驚くことに、この「ぼんやり」とした状態でも、仕事や勉強をしているときよりも脳は15倍ものエネルギーを使うという説もある。そして、この活動こそが、仕事や勉強で消耗した注意力の減少を回復させてくれるのだ。
だから、休憩時間にスマホを見て息抜きをしてしまうのは逆効果である。スマホは私たちに次々と刺激を与え続けるため、脳はかえって疲労してしまう。休憩時間は意図的に、あえて「ぼんやり」と過ごすことが推奨される。
その際一つ注意が必要なのは、「ぼんやり」すると、自己批判やネガティブな考えが次々と浮かんでしまう癖がある人もいることだ。そのような傾向を自覚している人は、自然の中でマインドフルネスを実践することで、その傾向を避けることができる。「いま、ここ」に意識を集中させ、緑の多い公園の中を10〜15分歩くだけでも、副交感神経が整い、集中力を回復させることが期待できる。
効果的な「ぼんやり」休憩の実践法
外の自然に触れる時間がなかなか取れない場合は、せめてオフィスや部屋にいくつかの植物を置いてみよう。デスクワーク中に視界に植物が入るだけでも、注意力の回復に繋がり、ケアレスミスが減る可能性がある。
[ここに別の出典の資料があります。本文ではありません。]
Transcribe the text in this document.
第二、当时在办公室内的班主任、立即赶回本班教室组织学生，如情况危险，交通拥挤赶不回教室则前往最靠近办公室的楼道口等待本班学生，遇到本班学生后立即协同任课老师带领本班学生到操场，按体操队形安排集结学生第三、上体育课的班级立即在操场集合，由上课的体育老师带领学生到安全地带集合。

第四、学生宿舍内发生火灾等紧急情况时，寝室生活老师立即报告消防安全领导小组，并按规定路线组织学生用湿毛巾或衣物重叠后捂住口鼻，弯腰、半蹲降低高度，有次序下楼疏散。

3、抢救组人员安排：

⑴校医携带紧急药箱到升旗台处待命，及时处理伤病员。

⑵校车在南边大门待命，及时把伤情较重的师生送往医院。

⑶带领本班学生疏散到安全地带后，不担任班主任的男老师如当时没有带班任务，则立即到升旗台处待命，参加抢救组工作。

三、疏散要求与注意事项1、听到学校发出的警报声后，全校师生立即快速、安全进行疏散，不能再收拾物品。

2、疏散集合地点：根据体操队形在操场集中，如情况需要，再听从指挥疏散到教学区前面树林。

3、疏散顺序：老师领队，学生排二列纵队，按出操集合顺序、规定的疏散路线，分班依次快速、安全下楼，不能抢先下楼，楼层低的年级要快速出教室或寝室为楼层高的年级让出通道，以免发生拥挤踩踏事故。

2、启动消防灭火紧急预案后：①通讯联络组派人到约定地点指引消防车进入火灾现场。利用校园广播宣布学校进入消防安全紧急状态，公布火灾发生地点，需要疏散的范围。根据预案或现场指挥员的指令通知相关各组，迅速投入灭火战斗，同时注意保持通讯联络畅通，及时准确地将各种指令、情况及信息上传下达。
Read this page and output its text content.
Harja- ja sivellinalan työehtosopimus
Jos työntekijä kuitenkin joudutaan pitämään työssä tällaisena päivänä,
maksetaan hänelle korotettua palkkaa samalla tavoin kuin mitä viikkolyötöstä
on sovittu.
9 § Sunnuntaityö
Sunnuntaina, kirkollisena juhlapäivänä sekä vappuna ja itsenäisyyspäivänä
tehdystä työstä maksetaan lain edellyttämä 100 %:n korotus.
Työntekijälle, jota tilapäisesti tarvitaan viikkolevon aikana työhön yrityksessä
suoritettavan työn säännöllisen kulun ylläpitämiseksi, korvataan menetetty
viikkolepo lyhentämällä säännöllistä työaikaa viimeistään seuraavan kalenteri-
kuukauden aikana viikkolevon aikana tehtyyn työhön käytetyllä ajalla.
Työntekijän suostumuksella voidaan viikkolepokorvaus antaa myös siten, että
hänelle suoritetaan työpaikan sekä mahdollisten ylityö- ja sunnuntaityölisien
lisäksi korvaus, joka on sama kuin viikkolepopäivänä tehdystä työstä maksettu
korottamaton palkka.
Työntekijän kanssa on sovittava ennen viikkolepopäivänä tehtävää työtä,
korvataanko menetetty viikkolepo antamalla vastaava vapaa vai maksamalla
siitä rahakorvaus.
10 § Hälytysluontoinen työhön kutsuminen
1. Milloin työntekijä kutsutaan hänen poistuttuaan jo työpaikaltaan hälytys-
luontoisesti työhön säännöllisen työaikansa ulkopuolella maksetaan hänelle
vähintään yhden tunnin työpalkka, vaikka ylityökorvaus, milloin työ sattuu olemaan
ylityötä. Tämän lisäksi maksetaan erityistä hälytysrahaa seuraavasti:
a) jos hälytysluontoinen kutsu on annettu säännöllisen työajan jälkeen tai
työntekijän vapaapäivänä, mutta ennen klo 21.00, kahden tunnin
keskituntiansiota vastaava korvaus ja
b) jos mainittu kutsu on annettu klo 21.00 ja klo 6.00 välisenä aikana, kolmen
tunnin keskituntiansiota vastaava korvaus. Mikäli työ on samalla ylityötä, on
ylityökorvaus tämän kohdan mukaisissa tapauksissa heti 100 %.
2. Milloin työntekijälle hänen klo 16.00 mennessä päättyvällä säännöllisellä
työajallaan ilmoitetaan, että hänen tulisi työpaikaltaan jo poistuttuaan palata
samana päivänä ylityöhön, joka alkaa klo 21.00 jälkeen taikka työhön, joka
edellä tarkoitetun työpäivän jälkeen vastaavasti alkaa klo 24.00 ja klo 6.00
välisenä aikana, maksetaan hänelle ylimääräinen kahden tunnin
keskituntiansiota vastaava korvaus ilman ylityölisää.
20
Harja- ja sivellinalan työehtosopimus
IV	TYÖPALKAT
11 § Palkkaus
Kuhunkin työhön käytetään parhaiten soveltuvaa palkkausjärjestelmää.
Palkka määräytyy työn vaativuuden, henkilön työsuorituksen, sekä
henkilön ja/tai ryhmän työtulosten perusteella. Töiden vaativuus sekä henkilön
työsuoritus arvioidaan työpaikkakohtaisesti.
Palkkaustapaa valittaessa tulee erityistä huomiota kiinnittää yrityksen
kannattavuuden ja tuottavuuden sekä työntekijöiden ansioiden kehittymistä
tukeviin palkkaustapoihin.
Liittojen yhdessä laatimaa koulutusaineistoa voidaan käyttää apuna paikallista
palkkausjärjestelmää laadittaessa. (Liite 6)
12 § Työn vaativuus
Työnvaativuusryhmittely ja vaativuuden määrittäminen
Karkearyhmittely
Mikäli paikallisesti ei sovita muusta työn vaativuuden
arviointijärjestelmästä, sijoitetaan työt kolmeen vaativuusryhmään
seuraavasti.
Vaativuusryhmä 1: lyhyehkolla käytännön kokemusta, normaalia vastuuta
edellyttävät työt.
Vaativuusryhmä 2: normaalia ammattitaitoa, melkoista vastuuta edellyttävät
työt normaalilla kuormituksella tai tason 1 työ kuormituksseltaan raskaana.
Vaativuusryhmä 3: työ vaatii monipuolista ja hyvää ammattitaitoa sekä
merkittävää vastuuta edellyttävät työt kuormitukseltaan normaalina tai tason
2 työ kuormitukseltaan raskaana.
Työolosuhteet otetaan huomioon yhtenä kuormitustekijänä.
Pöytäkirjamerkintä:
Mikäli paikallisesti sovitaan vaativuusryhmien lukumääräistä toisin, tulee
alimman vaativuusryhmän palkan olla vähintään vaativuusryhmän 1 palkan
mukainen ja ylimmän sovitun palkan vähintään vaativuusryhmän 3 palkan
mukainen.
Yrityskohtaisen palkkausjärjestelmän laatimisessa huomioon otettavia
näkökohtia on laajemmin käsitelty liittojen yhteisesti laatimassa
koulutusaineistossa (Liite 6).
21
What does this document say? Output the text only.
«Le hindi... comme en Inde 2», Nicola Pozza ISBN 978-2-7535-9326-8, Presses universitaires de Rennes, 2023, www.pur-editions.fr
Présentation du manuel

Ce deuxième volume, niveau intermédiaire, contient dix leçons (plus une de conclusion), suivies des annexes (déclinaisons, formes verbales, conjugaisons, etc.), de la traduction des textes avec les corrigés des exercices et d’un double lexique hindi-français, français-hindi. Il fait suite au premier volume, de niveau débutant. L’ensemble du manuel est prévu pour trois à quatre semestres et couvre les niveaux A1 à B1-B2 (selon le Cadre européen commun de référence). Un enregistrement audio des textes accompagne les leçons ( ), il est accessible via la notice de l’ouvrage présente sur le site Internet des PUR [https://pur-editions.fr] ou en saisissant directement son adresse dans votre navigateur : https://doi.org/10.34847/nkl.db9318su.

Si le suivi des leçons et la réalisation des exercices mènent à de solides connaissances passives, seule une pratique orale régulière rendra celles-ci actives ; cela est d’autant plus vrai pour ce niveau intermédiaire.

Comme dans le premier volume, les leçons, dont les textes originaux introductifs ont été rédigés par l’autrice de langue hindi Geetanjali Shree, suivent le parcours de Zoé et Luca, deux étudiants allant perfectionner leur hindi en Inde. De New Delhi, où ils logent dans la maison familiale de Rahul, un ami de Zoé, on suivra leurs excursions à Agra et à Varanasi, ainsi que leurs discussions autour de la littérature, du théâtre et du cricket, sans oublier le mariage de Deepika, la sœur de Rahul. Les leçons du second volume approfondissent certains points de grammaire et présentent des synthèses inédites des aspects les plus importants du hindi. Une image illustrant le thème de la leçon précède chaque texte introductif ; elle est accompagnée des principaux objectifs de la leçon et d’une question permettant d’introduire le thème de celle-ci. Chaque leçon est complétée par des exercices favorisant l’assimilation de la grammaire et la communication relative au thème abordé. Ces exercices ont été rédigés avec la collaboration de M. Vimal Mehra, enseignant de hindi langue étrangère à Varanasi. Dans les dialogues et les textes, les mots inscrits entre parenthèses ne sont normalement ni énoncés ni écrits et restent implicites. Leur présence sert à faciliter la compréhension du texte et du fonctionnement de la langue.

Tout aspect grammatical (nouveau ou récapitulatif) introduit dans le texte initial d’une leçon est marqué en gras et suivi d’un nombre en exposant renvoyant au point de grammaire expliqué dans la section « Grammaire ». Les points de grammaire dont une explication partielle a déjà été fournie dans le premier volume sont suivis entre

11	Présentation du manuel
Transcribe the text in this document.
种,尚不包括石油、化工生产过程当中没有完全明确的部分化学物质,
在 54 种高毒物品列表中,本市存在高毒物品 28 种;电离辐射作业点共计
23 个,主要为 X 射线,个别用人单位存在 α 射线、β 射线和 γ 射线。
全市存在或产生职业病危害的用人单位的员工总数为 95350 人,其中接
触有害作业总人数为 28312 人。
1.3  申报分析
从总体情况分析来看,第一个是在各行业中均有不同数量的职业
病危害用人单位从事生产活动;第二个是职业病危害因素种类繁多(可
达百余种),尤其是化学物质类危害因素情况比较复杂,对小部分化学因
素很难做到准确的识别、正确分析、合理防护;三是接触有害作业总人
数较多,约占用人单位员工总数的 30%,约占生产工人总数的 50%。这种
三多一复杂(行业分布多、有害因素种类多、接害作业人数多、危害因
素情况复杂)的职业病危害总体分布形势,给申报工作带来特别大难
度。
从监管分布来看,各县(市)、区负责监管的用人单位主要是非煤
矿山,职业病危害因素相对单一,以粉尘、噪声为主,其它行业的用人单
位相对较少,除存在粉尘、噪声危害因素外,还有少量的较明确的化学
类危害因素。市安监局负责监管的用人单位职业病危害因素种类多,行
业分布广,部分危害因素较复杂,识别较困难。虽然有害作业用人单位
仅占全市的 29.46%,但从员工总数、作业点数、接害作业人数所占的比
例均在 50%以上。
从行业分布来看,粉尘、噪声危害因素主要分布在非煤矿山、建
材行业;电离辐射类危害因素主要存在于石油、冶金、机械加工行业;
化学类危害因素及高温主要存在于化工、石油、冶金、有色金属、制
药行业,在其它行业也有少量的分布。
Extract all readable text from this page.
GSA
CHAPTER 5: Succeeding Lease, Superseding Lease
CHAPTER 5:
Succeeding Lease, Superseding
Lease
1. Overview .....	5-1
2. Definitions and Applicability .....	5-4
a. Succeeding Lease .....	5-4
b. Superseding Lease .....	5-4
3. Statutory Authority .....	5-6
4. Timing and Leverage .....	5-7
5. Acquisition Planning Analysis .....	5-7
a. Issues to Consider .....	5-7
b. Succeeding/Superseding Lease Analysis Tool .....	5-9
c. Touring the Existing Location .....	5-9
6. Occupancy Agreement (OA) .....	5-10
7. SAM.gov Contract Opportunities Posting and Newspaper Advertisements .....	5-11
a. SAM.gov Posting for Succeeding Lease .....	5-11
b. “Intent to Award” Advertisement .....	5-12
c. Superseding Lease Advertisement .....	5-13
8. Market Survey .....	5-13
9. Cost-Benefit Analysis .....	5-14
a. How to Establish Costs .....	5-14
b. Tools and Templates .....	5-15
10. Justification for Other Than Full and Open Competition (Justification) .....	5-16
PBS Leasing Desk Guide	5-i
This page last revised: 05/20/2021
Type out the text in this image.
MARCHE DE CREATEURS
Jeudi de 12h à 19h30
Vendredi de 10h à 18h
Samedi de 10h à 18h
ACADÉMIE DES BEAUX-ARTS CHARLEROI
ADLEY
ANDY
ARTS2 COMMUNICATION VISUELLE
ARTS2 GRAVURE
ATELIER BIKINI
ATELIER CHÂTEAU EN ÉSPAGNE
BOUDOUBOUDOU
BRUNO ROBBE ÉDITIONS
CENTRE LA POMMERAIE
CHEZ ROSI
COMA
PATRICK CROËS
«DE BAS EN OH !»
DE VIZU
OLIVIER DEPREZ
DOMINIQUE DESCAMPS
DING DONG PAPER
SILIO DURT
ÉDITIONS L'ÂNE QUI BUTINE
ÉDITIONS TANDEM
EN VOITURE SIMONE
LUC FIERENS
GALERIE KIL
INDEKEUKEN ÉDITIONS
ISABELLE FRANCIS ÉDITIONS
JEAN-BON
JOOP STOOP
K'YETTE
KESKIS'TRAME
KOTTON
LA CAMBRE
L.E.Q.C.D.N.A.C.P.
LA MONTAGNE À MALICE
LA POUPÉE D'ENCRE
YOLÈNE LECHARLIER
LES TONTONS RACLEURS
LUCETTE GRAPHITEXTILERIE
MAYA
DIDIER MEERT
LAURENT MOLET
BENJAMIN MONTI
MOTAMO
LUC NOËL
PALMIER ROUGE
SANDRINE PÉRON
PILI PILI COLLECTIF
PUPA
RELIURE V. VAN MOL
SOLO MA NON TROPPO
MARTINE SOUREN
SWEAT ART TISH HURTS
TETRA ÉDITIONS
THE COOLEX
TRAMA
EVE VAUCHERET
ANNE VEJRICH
例えば、重要な会議が始まる直前に、慌てて資料の準備をしているようでは、最高の集中力で臨むのは難しい。会議の5分前だけでも、意識して植物の前でぼんやりと過ごす時間を作ってみてはどうだろうか。これだけで、その会議の生産性が高まるかもしれない。
結論
仕事中の集中力は90分程度が限界であり、その後は意識的に回復させる時間が必要となる。その回復には、単なる休息ではなく、「ぼんやり」とした状態に入ることが効果的であり、特に自然の中で過ごすことや、身近に植物を置くことが有効である。スマホでの息抜きは刺激が多すぎるため逆効果となりやすい。意図的に脳を「ぼんやり」させる時間を持つことで、集中力を持続させ、仕事の生産性を向上させることができるだろう。短時間の自然浴や、オフィスに植物を置くなど、日常に取り入れやすい方法から試してみてはいかがだろうか。